HUKUM DAN PERUBAHAN SOSIAL

Oleh, Ahmad Badawi

1. PENGERTIAN PERUBAHAN SOSIAL
Perubahan sosial dapat diartikan sebagai segala perubahan pada lembaga-lembaga sosial dalam suatu masyarakat. Perubahan-perubahan pada lembaga-lembaga sosial itu selanjutnya mempunyai pengaruhnya pada sistem-sistem sosialnya, termasuk di dalamnya nilai-nilai, pola-pola perilaku ataupun sikap-sikap dalam masyarakat itu yang terdiri dari kelompok-kelompok sosial.
Perubahan sosial adalah proses di mana terjadi perubahan struktur dan fungi suatu sistem sosial. Revolusi nasional, pembentukan suatu lembaga pembangunan desa, pengadopsian metode keluarga berencana oleh suatu keluarga, adalah merupakan contoh-contoh perubahan sosial Perubahan, baik pada fungi maupun struktur social adalah terjadi sebagai akibat dari kegiatan-kegiatan tersebut di atas. Struktur suatu sistem terdiri dari berbagai status individu dan status kelompok-kelompok yang teratur.
Berfungsinya struktur status-status itu merupakan seperangkat peranan atau perilaku nyata seseorang dalam status tertentu. Status dan peranan saling mempengaruhi satu sama lain. Status guru sekolah misalnya, menghendaki perilaku-perilaku tertentu bagi seseorang yang menduduki posisi itu, dan mempengaruhi tingkah laku orang tersebut. Mungkin saja seseorang menyimpang jauh dari seperangkat tingkah laku yang diharapkan (karena dia menduduki posisi status tertentu), tetapi statusnya mungkin berubah. Fungsi sosial dan struktur sosial berhubungan sangat erat dan saling mempengaruhi satu sama lain. Dalam proses perubahan social, jika salah satu berubah, maka yang lain akan berubah juga. Berdirinya atau ditetapkannya organisasi kampus yang baru, mempengaruhi struktur social universitas karena didefinisikannya seperangkat
fungsi baru di sana. Jika seseorang (pejabat) ";mulai berfungsi dalam status baru itu, mereka mungkin mempengaruhi fungsi universitas secara keseluruhan.

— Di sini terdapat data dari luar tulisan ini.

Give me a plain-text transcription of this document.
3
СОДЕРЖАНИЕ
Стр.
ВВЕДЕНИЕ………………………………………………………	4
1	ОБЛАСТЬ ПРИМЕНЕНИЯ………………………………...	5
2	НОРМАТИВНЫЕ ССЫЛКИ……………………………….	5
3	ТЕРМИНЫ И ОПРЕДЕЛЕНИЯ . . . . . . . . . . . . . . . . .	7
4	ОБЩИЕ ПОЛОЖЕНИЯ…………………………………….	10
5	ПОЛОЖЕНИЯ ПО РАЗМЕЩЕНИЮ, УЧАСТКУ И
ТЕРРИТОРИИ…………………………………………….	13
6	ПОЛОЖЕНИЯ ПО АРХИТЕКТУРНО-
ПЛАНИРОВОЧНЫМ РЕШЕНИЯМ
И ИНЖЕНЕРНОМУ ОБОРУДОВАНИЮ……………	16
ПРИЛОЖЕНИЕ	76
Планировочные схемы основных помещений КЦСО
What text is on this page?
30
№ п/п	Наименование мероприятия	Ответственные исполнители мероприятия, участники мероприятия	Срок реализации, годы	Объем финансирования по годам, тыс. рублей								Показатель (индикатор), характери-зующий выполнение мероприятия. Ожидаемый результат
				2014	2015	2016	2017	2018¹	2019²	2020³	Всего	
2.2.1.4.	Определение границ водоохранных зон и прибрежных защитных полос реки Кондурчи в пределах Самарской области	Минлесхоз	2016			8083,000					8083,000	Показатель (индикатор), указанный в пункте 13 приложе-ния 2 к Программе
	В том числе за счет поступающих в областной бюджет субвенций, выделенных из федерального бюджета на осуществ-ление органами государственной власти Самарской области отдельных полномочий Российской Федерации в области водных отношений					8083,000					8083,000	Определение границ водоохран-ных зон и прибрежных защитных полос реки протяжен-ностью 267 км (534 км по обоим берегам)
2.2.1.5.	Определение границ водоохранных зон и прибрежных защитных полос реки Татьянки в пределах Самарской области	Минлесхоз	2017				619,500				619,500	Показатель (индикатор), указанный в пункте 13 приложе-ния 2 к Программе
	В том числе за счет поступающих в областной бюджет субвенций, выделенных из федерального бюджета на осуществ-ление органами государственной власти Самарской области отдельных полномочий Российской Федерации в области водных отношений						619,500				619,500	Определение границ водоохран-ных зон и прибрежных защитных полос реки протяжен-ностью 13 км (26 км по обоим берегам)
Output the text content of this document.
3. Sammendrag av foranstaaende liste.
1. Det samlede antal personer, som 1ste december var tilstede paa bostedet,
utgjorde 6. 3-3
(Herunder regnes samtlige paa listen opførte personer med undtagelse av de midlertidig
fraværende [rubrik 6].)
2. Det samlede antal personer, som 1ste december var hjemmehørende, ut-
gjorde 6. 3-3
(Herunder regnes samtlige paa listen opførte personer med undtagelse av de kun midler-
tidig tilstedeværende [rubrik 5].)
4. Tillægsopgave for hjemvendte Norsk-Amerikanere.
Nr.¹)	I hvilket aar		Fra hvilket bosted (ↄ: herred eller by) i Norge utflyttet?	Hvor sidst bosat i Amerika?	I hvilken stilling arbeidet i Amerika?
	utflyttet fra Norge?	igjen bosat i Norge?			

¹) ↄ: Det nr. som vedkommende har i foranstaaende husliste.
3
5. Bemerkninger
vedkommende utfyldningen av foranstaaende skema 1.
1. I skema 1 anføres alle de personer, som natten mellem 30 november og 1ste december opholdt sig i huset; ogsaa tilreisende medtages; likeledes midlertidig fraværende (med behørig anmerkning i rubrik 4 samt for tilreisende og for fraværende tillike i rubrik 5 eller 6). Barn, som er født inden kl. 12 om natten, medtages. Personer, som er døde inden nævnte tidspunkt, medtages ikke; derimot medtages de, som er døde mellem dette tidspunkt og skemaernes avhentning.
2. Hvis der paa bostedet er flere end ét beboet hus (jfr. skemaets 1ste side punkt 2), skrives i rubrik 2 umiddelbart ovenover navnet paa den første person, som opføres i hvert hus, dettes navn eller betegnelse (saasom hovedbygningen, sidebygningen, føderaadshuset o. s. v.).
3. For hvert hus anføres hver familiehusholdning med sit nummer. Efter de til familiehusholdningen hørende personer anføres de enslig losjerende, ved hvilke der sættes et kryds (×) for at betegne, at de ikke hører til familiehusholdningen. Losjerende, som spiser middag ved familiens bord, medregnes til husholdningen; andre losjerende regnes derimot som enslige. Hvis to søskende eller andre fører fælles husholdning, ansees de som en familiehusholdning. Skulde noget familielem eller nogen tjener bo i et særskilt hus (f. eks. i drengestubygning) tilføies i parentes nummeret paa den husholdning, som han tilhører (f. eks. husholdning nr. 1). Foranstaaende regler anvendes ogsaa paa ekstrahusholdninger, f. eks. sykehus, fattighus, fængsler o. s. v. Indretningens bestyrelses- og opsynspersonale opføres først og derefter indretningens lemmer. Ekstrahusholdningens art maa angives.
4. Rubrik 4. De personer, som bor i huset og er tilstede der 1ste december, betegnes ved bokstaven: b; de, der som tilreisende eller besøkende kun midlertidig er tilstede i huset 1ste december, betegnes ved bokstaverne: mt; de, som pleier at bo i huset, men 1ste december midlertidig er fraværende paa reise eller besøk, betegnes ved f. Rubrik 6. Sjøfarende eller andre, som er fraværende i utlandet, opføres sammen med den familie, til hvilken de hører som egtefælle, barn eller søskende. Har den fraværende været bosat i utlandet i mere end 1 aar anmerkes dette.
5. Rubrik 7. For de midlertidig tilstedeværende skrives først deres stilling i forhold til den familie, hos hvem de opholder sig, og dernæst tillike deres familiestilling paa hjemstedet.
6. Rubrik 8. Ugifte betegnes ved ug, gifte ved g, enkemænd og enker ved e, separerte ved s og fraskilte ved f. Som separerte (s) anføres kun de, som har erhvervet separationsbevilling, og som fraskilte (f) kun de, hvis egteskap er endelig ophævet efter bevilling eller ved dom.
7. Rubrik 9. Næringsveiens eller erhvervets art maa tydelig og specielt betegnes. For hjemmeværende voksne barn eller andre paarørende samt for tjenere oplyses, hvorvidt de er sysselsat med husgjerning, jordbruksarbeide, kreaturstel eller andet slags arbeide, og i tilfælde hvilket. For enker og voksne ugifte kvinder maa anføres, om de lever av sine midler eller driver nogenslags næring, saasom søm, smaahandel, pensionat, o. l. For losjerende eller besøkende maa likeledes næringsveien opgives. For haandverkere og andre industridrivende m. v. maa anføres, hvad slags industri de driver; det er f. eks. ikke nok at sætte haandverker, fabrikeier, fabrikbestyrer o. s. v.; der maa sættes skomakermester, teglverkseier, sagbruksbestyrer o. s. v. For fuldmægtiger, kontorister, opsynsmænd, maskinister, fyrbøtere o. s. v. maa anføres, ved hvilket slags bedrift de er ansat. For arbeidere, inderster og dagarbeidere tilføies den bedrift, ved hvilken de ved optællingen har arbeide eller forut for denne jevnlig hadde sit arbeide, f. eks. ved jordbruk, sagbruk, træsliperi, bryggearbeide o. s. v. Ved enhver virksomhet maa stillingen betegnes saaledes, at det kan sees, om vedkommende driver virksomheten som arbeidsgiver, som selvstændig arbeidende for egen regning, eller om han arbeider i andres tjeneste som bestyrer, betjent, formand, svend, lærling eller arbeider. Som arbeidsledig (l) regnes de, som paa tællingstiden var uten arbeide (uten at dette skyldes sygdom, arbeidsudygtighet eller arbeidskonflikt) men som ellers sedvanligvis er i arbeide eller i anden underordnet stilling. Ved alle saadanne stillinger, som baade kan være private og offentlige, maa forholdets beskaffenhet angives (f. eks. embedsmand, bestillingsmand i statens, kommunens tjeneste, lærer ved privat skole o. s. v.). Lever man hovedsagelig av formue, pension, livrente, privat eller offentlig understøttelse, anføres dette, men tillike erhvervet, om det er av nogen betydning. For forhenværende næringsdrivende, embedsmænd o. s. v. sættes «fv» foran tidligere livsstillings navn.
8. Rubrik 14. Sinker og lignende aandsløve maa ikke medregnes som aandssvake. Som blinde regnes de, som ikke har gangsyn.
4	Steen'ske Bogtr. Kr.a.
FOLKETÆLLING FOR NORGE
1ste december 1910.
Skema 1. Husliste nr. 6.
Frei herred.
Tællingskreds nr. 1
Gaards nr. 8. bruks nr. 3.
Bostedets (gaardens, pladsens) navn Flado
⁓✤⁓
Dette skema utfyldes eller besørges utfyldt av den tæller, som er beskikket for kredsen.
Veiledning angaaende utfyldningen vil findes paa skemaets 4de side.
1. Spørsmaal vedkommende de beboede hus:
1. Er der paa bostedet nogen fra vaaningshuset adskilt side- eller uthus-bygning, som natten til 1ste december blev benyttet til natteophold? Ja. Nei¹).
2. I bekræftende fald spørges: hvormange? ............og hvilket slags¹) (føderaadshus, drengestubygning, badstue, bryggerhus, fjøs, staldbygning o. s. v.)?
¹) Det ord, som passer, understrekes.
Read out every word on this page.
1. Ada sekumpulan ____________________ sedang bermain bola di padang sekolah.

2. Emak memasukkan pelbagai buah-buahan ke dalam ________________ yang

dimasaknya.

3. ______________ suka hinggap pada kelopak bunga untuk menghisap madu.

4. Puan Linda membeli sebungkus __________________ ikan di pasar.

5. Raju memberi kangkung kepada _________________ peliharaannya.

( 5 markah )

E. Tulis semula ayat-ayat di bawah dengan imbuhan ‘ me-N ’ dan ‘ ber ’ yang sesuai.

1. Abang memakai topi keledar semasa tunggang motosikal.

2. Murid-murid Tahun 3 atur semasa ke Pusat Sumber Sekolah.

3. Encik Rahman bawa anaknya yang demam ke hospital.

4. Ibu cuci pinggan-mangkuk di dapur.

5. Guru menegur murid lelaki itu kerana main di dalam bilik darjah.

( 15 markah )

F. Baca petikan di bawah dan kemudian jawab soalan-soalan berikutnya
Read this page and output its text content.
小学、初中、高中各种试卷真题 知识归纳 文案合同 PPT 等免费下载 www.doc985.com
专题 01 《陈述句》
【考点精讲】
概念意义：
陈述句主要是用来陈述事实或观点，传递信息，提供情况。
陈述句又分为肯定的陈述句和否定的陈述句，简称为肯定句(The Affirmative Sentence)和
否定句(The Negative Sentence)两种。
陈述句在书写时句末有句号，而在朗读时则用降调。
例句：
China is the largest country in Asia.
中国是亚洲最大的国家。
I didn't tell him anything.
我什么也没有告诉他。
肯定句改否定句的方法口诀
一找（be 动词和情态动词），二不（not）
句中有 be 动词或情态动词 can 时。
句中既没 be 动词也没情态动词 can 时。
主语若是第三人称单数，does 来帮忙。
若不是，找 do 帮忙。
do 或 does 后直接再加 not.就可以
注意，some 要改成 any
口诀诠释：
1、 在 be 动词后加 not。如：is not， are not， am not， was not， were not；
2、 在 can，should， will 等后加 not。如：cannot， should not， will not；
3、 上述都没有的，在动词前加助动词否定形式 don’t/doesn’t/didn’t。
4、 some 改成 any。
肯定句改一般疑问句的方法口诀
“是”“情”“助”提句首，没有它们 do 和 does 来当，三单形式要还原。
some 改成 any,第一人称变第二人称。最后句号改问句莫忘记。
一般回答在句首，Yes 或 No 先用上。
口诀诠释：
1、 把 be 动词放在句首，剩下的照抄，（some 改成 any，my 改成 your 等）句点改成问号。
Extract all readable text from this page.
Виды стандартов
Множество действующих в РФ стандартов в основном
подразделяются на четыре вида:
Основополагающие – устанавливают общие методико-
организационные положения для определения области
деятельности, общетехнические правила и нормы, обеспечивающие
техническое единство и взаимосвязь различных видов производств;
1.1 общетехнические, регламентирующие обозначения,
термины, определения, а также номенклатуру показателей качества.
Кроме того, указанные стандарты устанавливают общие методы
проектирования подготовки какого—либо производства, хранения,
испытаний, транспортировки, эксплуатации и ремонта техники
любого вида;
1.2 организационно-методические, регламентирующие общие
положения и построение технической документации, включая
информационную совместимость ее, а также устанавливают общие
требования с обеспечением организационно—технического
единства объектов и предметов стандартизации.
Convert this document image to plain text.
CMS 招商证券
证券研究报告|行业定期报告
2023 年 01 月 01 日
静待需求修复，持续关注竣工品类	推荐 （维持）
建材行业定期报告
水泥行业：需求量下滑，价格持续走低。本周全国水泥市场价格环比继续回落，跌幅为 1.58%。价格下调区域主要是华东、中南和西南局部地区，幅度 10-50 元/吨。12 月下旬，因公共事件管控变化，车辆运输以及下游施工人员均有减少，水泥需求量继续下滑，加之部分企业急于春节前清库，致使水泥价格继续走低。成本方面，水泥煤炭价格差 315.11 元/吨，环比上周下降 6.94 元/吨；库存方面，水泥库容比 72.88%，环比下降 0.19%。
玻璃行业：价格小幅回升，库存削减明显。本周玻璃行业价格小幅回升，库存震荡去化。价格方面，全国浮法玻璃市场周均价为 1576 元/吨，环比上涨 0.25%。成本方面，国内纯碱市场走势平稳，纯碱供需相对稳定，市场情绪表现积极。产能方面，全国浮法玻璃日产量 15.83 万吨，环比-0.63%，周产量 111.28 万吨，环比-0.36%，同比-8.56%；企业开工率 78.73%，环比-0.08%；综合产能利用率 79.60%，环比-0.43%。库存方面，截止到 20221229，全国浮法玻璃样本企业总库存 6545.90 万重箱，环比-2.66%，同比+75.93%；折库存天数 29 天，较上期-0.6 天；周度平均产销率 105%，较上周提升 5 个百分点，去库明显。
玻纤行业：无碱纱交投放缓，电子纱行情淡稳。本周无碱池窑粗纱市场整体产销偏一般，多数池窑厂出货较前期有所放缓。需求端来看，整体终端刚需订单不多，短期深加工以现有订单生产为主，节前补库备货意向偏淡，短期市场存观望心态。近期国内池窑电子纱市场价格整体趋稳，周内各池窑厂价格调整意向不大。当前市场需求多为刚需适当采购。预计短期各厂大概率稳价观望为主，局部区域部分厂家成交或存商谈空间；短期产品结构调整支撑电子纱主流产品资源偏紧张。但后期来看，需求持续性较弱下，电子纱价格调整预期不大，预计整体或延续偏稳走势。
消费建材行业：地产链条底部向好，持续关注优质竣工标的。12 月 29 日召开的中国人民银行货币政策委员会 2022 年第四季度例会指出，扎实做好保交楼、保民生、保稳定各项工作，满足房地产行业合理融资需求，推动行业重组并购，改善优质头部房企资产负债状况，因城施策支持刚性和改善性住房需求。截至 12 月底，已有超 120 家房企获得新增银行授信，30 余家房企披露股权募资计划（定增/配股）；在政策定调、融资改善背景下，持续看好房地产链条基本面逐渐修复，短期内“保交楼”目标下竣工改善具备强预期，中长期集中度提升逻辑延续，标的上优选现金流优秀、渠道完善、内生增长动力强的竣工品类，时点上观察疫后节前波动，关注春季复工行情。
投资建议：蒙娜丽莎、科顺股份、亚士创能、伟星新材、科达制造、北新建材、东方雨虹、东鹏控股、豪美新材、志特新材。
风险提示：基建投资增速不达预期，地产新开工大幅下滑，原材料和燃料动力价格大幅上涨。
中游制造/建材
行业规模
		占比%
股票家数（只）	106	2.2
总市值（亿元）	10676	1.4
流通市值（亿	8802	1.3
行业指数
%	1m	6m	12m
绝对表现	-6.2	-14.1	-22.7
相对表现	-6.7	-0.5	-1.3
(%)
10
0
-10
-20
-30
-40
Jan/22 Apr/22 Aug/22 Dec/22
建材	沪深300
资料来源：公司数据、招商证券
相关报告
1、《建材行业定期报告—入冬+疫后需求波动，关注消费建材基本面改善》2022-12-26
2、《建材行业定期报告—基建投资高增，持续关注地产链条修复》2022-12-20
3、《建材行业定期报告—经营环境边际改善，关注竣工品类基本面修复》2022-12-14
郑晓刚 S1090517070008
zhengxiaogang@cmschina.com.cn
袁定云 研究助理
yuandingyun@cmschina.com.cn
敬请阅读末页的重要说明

2. TEORI-TEORI TENTANG HUKUM DAN PERUBAHAN SOSIAL
Menurut Max Webber perkembangan hukum materil dan hukum acara, mengikuti tahap-tahap perkembangan tertentu, mulai dari bentuk sederhana yang didasarkan pada kharisma sampai pada tahap termaju dmana hukum disusun secara sistimatis, serta dijalankan oleh orang-orang yang telah mendapatkan pendidikan dan latihan-latihan dibidang hukum. Tahap-tahap perkembangan hukum ini oleh Max Weber lebih banyak merupakan bentuk-bentuk yang dicita-citakan dan menonjolkan kekuatan-kekuatan sosial manakah yang berpengaruh dalam pembentukan hukum pada tahap-tahap yang bersangkutan. Hal yang sama juga ditafsirkan terhadap teorinya tentang nilai-nilai ideal dari sistem hukum, yaitu rasional dan irrasional.
Emile Durkheim berpendapat yang pada pokoknya menyatakan hukum merupakan refleksi dari pada solidaritas sosial dalam masyarakat. Menurutnya didalam masyarakat terdapat dua macam solidaritas, yaitu yang bersifat mekanis (mechanical solidarity), dan yang bersifat organis (organic solidarity). Solidaritas yang mekanis terdapat pada masyarakat-masyarakat yang sederhana dan homogen, dimana ikatan pada warganya didasarkan pada hubungan-hubungan pribadi serta tujuan yang sama. Sedangkan solidaritas yang organis terdapat pada masyarakat-masyarakat yang heterogen dimana terdapat pembagian kerja yang kompleks.
Dengan meningkatnya diferensiasi dalam masyarakat, reaksi yang kolektif terhadap pelanggaran-pelanggaran kaidah-kaidah hukum yang bersifat refresif berubah menjadi hukum yang bersifat resitutif. Dimana tekanan diletakkan pada orang yang menjadi korban atau yang dirugikan, yaitu bahwa segala sesuatu harus dikembalikan pada keadaaan sebelum kaidah-kaidah tersebut dilanggar. Akan tetapi teori dari Durkheim agak sulit untuk dibuktikan. Richard Schartz dan James C. Miller dalam suatu penelitian ternyata bertentangn dengan teori Durkheim tentang perkembangan dari hukum represif ke hukum restitutif. Namun demikian bukanlah berarti bahwa teorinya sama sekali tidak berguna, karena ada hal-hal tertentu yang berguna untuk menelaah sistim-sistim hukum dewasa ini, misalnya apa yang dikemukakannya tentang hukum yang bersifat represif berguna untuk memahami pentingnya hukuman.
Teori lainnya lagi yang menghubungkan hukum dengan perubahan-perubahan sosial adalah pendapat Hazairin tentang hukum adat. Dikatakannya bahwa baik secara langsung maupun tidak langsung seluruh lapangan hukum mempunyai hubungan dengan kesusilaan (khususnya dalam hukum adat) yang akhirnya meningkat menjadi hubungan tara hukum dengan adat. Adat merupakan resapan (endapan) kesusilaan di dalam masyarakat, yaitu bahwa kaidah-kaidah adat merupakan kaidah-kaidah kesusilaan yang sebenarnya telah mendapat pengakuan secara umum dalam masyarakat tertentu.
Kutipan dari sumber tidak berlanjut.